Relèvement du SRP et encadrement des promos ont produit leurs effets

Les deux autres mesures phares du premier volet de la loi Egalim étaient le relèvement du seuil de revente à perte (SRP) et l’encadrement des promotions. Et elles ont déjà produit des effets, selon l’institut Nielsen, qui les cite comme les premières raisons du retour de l’inflation dans les grandes surfaces en 2019. Dans une étude dédiée à la «grande consommation», Nielsen annonce début octobre, la fin de «sept ans de déflation». La hausse concerne tous les types de marques et plus particulièrement «certaines des références les plus vendues [qui] ont vu leur prix augmenter de plus de 10 % en hypermarchés depuis février». Les alcools et des produits frais à base de matières premières peu transformées comme le beurre, les poissons et les viandes comptent parmi les catégories les plus inflationnistes. En 2019, le poids des ventes réalisées en promotion «retrouve son niveau d’avant la guerre des prix», ajoute Nielsen. Pour les produits alimentaires, 18,5 % des ventes ont été réalisées en promotion, soit une baisse de près d’un point. La générosité des promotions diminue également, à 23,1 % contre 25,2 % en 2018.

 

 

La séparation vente/conseil des phytos est pour 2021

L’interdiction des remises, rabais, ristournes lors de la vente des phytos s’applique depuis le 1er janvier 2019. Trop tôt pour jouer pleinement sur la récolte passée. «Au 1er janvier, la campagne d’approvisionnement est faite en grande partie, explique Anne-Laure Paumier, directrice des Métiers du grain à Coop de France. C’est pour la récolte 2020 que le changement intervient.
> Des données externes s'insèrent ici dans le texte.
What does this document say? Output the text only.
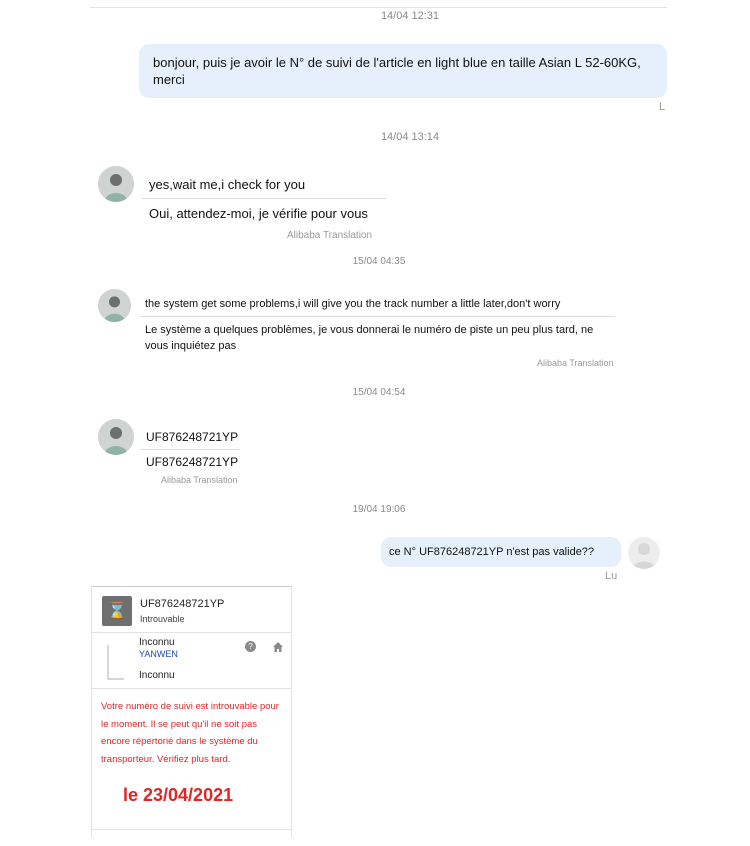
14/04 12:31
bonjour, puis je avoir le N° de suivi de l'article en light blue en taille Asian L 52-60KG, merci
L
14/04 13:14
yes,wait me,i check for you
Oui, attendez-moi, je vérifie pour vous
Alibaba Translation
15/04 04:35
the system get some problems,i will give you the track number a little later,don't worry
Le système a quelques problèmes, je vous donnerai le numéro de piste un peu plus tard, ne vous inquiétez pas
Alibaba Translation
15/04 04:54
UF876248721YP
UF876248721YP
Alibaba Translation
19/04 19:06
ce N° UF876248721YP n'est pas valide??
Lu
⌛	UF876248721YP
Introuvable
Inconnu
YANWEN
?
Inconnu
Votre numéro de suivi est introuvable pour le moment. Il se peut qu'il ne soit pas encore répertorié dans le système du transporteur. Vérifiez plus tard.
le 23/04/2021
Avec probablement une concurrence sur les prix beaucoup plus forte : exprimés en net, ils sont plus faciles à comparer.» Coop de France s’attend donc à une baisse des tarifs, dans un premier temps. La séparation de la vente et du conseil des phytos est moins avancée. Une ordonnance publiée en avril a fixé au 1er janvier 2021 l’entrée en vigueur de l’indépendance des activités de conseil et de vente des phytos. Les agriculteurs devront faire l’objet d’un conseil stratégique deux fois tous les cinq ans, avec des dérogations pour ceux engagés dans des démarches reconnues de réduction des pesticides. Contrairement à ce qui était prévu, le dispositif de CEPP (certificats d’économie) n’inclut aucune pénalité financière en cas de non-respect des objectifs de baisse des phytos. C’est l’agrément des entreprises qui est désormais ciblé : leur certification «tient compte des moyens mis en œuvre pour atteindre les obligations» fixées. En d’autres termes, les distributeurs sont tenus de déployer des actions pour réduire l’usage de pesticides. Un arrêté doit encore préciser le référentiel d’agrément des entreprises. D’autres textes d’application sont attendus en fin d’année. Reste à publier le décret sur le dispositif de CEPP, pour lequel la phase de consultation publique est achevée. Un autre est à venir sur la définition du conseil stratégique, après une première version du projet de texte soumise aux propositions du secteur.